The Securities Commission of The Bahamas (SCB) worked in close consultation with industry and outside consultants on the development of the DARE Act. SCB noted that with the intense interest in digital-asset-related business, it was essential for the jurisdiction to have an appropriate regulatory framework in place.
The DARE Act solidifies a legislative structure with standards for entry into and participation in the digital assets space. These requirements stipulate who may participate, the level of capital required, the rules for reporting and seeking the SCB’s approval, and the penalties for failure to comply.
The DARE Act applies to any organiser, issuer, founder, purchaser or investor, as defined by the legislation, that participates (DARE participants) in the formation, promotion, maintenance, organisation, sale or redemption of an initial token offering (ITO), as well as any legal entity carrying on a digital asset business, irrespective of any physical location from which the activity is carried out. Strict adherence to established anti-money laundering and combating the financing of terrorism (AML/CFT) laws by DARE participants is also included in the legislation; to ensure data-protection measures related to the personal information of clients and implement measures to prevent data breaches that would jeopardise clients’ digital assets. Specifically, DARE participants are required to implement the same AML/CFT measures as designated non-financial business professionals and financial institutions.
The release of the Fidelity Digital Assets’ Institutional Digital Asset Survey Report indicates the explosive growth of virtual currencies and the need for a jurisdiction like the Bahamas to equip itself with compliant and competitive legislation to participate in the digital asset space. The survey of almost 800 institutional investors across the US and Europe indicated that 36 percent of respondents are invested in digital assets, and that 60 percent believe digital assets “have a place in their investment portfolio”. According to the report, over 80 percent of investors indicated that they would be interested in institutional investment products that hold digital assets.
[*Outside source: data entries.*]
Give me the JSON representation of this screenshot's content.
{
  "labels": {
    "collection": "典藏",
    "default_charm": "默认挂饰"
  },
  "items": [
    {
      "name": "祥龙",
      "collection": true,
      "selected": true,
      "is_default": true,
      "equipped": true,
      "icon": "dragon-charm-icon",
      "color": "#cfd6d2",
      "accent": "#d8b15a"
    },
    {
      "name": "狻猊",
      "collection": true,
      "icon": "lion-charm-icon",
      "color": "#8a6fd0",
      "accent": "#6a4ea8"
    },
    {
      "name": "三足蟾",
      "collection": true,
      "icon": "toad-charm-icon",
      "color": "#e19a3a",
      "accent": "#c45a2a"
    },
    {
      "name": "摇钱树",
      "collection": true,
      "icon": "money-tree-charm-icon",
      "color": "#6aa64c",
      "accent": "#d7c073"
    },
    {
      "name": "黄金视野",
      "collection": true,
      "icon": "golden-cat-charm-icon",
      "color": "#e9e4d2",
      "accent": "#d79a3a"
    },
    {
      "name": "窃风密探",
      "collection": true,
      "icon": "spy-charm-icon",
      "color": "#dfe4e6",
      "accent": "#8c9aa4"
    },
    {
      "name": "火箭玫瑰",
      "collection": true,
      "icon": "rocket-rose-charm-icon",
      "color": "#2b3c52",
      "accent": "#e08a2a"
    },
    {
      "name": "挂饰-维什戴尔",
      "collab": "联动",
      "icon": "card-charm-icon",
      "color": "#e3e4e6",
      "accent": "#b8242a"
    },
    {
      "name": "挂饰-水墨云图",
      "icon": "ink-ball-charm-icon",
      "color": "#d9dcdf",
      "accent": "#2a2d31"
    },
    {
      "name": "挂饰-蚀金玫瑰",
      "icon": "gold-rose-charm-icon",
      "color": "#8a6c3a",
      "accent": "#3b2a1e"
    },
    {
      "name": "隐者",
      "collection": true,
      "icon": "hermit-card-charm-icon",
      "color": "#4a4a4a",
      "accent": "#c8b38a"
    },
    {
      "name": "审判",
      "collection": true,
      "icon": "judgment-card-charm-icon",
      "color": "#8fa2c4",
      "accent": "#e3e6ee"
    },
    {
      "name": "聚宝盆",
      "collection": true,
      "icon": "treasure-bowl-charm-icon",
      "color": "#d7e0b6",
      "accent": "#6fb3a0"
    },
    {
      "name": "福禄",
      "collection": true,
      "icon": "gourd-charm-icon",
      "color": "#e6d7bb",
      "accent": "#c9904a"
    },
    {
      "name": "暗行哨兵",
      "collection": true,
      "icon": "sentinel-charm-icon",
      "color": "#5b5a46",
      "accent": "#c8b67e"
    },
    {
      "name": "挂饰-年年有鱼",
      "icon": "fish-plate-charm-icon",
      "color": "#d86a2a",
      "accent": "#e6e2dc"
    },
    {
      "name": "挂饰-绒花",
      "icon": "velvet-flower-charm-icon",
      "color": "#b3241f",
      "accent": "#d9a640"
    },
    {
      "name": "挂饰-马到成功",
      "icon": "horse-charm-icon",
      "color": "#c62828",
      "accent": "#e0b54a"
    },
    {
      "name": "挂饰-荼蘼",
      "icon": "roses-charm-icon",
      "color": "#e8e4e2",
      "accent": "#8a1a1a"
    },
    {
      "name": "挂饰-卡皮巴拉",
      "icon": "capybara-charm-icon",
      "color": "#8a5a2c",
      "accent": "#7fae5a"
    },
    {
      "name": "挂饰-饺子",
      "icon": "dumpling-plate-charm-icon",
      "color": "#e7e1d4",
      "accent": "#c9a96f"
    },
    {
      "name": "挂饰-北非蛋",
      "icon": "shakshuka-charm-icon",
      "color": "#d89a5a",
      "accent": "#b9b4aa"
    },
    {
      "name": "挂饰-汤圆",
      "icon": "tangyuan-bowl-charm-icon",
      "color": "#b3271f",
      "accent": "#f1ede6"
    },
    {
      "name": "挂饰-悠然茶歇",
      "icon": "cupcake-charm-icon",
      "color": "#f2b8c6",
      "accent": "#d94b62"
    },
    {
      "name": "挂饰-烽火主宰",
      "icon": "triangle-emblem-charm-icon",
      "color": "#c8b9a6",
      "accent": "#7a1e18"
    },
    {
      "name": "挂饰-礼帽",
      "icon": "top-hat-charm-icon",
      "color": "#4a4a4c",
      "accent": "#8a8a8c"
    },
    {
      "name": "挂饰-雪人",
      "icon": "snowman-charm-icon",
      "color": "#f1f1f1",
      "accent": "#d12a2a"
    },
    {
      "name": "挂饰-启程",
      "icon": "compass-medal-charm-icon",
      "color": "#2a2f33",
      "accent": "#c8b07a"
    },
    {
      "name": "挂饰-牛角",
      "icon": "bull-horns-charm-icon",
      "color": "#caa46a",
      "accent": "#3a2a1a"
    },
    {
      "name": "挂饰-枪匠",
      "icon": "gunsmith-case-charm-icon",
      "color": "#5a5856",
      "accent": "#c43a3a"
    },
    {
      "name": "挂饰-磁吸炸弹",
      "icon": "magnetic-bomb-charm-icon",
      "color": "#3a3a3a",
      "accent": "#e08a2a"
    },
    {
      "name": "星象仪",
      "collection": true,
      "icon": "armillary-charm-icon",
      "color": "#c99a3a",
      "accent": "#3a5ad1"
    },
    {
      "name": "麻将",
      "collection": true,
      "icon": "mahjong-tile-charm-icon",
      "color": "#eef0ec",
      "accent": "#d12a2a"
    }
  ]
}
As an international financial centre (IFC) with a considerable wealth management focus, this trending investor interest speaks to the potential for Bahamas-based wealth management experts to offer financial service related to digital assets according to SCB.
By establishing the legal foundation for a new industry, the DARE Act expands the playing field for financial services activity in the country, potentially creating new businesses and providing expansion opportunities for existing financial services providers and corporate services providers to grow their businesses into the digital space. It also allows for new Fintech operators to establish operations in the Bahamas or work with firms already in the country.
In developing the legislative framework for DARE, the SCB examined the status and regulatory environment of cryptocurrencies in competitive IFCs such as Gibraltar, Hong Kong, Malta, Switzerland and the United States.
On the same day DARE legislation was passed, Parliament approved The Financial and Corporate Service Providers Bill, 2020, thus becoming The Financial and Corporate Service Providers Act, 2020 (the Act) providing legal clarity for both corporate and financial service providers. The Act modernises the two-decade-old legal framework of the pre-existing Act and establishes a full regulatory, internationally compliant framework with appropriate powers vested in the SCB as a regulatory authority. More important from a DARE perspective is that the Act provides for the custody of digital assets and wallet service providers.
Similar to the DARE Act, there was extensive engagement with the industry to develop a modern framework for financial and corporate service providers that is in keeping with international best practices and standards. With 344 financial and corporate services licensees in the Bahamas, the Act directly impacts Bahamian entrepreneurs and operators, perhaps more than any other financial services legislation.